So I was having an otherwise great week when I walked into my local Too Expensive Food Emporium to buy peaches for the pie you see here and about had a heart attack when I saw the price per pound. I tracked down the manager.
What’s up with the peaches, I asked. I explained that I like to make pies, but I thought the price of produce was getting out of hand. I shouldn’t have to take out a second mortgage just to bake a pie.
He seemed at a loss for words, so I leaned in a little closer. If he was being watched by one of the local peach cartels, I didn’t want some thug planting a bomb under his pickup. At last, he mumbled something about the intersection of shipping costs – clearly, these things only traveled first class – demand, and the disadvantageous scale of small organic growers. He probably thought he could bore me out of there, and he was right.
No matter where you buy peaches they probably cost too much – doesn’t everything? – so this week I’m going to show you, step by step, how you can get the most for your peach dollar by wasting less peach. It’s an initiative I call No Peach Left Behind, or what’s otherwise known as blanching.
That’s step one above – lowering your peaches into a saucepan full of boiling water. Normally, if you weren’t watching, I’d just drop the things in by hand but in order to prevent unwanted burns and lawsuits, I recommend lowering them slowly into the water with a slotted spoon or scoop.
Some people drop 8 or 10 peaches in at once, but I like doing just a couple at a time. And no, you don’t even have to remove the labels since they’ll come off in the water.
Leave them in the water for about 30 to 40 seconds – no longer, because you don’t want the flesh to get soft; it just makes the peaches harder to handle when you slice them. Then fish them out and set them aside on your work counter.

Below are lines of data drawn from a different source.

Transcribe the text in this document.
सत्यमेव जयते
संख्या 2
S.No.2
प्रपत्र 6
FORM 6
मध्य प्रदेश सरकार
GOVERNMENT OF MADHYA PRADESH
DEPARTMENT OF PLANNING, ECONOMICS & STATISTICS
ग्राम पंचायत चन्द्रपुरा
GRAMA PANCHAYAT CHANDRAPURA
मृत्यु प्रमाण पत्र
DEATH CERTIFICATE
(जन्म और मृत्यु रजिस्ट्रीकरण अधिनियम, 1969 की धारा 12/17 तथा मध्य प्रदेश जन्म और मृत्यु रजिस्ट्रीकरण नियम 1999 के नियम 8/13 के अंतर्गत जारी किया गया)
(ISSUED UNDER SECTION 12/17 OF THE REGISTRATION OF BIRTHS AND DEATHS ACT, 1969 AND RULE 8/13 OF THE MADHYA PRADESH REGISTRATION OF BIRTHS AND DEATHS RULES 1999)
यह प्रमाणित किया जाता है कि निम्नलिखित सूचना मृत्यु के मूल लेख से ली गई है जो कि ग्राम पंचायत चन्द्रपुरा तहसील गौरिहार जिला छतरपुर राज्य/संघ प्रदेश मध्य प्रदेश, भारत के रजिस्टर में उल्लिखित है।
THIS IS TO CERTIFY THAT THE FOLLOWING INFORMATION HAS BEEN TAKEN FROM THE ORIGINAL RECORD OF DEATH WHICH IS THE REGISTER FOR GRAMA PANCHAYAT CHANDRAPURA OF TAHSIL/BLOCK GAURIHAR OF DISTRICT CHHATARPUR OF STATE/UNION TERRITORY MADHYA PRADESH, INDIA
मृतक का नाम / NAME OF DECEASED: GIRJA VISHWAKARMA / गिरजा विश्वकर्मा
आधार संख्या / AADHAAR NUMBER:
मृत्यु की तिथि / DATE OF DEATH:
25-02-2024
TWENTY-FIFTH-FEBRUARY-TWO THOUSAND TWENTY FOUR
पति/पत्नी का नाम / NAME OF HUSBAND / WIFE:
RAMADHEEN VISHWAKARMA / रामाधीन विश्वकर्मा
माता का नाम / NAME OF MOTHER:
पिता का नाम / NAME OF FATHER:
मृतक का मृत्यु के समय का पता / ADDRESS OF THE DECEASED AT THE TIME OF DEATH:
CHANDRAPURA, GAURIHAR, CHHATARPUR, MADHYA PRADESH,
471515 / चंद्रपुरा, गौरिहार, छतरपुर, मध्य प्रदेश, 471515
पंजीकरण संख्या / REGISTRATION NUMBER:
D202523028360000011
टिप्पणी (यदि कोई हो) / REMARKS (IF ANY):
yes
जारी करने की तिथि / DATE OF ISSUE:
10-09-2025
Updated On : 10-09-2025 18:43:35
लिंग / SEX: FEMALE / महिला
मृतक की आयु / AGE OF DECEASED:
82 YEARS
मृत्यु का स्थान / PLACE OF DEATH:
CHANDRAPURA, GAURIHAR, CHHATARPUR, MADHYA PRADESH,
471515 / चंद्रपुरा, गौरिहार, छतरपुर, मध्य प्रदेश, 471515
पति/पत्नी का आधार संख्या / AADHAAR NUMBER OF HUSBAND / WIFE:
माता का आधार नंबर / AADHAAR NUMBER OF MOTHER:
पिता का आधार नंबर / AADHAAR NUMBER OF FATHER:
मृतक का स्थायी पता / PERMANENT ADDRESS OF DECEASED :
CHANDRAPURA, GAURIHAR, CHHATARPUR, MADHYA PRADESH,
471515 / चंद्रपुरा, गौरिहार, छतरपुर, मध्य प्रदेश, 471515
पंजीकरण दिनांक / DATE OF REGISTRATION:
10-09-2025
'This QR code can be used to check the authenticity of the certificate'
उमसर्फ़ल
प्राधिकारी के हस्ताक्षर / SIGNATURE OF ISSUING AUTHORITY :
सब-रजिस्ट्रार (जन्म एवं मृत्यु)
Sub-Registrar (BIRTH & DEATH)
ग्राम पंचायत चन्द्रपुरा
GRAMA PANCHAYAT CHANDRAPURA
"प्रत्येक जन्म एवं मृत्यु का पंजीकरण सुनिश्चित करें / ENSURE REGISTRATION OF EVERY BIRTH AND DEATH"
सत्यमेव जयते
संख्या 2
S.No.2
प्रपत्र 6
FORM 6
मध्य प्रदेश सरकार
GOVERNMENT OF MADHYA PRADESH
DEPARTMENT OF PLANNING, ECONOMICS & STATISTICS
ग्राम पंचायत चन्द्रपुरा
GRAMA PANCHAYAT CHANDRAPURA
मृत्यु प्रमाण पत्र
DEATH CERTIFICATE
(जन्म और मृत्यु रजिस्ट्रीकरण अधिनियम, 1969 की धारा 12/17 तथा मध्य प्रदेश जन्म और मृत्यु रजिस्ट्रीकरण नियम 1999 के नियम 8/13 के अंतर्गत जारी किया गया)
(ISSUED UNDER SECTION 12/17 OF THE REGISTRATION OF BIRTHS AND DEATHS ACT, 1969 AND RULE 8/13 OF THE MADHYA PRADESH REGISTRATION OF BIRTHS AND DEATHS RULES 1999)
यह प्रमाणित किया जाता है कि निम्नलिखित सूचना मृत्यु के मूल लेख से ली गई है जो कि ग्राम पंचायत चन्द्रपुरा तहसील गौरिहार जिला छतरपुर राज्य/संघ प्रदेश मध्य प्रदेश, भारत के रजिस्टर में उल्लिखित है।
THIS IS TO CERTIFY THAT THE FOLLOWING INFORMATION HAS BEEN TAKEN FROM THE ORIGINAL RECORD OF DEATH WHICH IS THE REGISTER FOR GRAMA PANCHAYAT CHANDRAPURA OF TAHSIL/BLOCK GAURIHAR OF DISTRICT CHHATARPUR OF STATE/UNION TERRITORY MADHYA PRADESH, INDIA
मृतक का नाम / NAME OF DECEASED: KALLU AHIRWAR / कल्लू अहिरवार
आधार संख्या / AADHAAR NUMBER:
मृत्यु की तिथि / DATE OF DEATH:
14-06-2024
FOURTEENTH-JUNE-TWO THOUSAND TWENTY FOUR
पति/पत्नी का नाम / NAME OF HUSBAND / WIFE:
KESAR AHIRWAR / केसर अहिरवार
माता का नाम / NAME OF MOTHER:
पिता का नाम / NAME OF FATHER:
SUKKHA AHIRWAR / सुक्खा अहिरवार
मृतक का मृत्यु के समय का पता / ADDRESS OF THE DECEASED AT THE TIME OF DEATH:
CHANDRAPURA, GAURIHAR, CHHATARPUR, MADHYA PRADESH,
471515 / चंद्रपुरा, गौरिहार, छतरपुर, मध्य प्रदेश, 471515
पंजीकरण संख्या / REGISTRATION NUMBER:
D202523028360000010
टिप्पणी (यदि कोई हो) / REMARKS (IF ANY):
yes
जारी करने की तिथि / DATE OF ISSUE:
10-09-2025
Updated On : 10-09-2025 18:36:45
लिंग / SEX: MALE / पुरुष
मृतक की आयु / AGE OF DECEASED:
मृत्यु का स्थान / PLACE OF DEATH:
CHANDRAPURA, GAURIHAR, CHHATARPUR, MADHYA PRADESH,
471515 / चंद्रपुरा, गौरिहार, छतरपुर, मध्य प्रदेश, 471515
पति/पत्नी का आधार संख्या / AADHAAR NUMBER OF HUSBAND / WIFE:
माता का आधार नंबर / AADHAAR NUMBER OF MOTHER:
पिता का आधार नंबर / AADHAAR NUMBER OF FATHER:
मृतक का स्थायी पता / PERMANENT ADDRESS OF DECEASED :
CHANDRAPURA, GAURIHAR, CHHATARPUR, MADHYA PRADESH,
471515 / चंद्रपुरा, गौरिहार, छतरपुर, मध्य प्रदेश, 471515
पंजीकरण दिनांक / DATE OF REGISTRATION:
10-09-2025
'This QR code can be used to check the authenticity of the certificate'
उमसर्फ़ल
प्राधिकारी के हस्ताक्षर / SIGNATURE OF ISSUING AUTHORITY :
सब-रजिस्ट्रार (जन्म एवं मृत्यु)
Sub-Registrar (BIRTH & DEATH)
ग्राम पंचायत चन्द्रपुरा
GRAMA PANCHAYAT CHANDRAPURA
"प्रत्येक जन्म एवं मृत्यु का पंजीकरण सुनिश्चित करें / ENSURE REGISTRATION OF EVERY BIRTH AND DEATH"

If your peaches are ripe, you shouldn’t have to drop them into a bowl of ice water, after their boiling water bath, as is often recommended. I just wait a minute, then pinch the skins and peel them right off. Works like a charm.
The best part, of course, is that for a little extra effort, you get to keep ALL of your expensive peach flesh, which you clearly would not if you peel peaches like the typical home peach peeler peels peaches. Please refer to the photos below. The first photo shows the remnants of your typical 3-peach, paring knife peeling session.
Now, compare that mountain of scraps to the tiny one generated by our FOUR peach BLANCHING session, below. Given the cost of fresh fruit, which peaches would you rather make your pie with?
Having made my point, a little about this luscious Fresh Peach Crumb Pie. Yes, another crumb pie. I’m hopelessly hooked on crumb topped pies, unapologetically so. I had a call yesterday from a reporter at The New York Times who is working on a pie story for their July 4th food section. I confessed to her that, while I like double crust pies, I’m addicted to crumb toppings. I always have been. I don’t think she thought I was a lost cause because of it – or at least, if she did, she didn’t say so – and I thought that was nice of her.
I hope you’ll go buy some peaches and make this pie. Now, while we’re blessed with good local peaches. And please – don’t forget to blanch!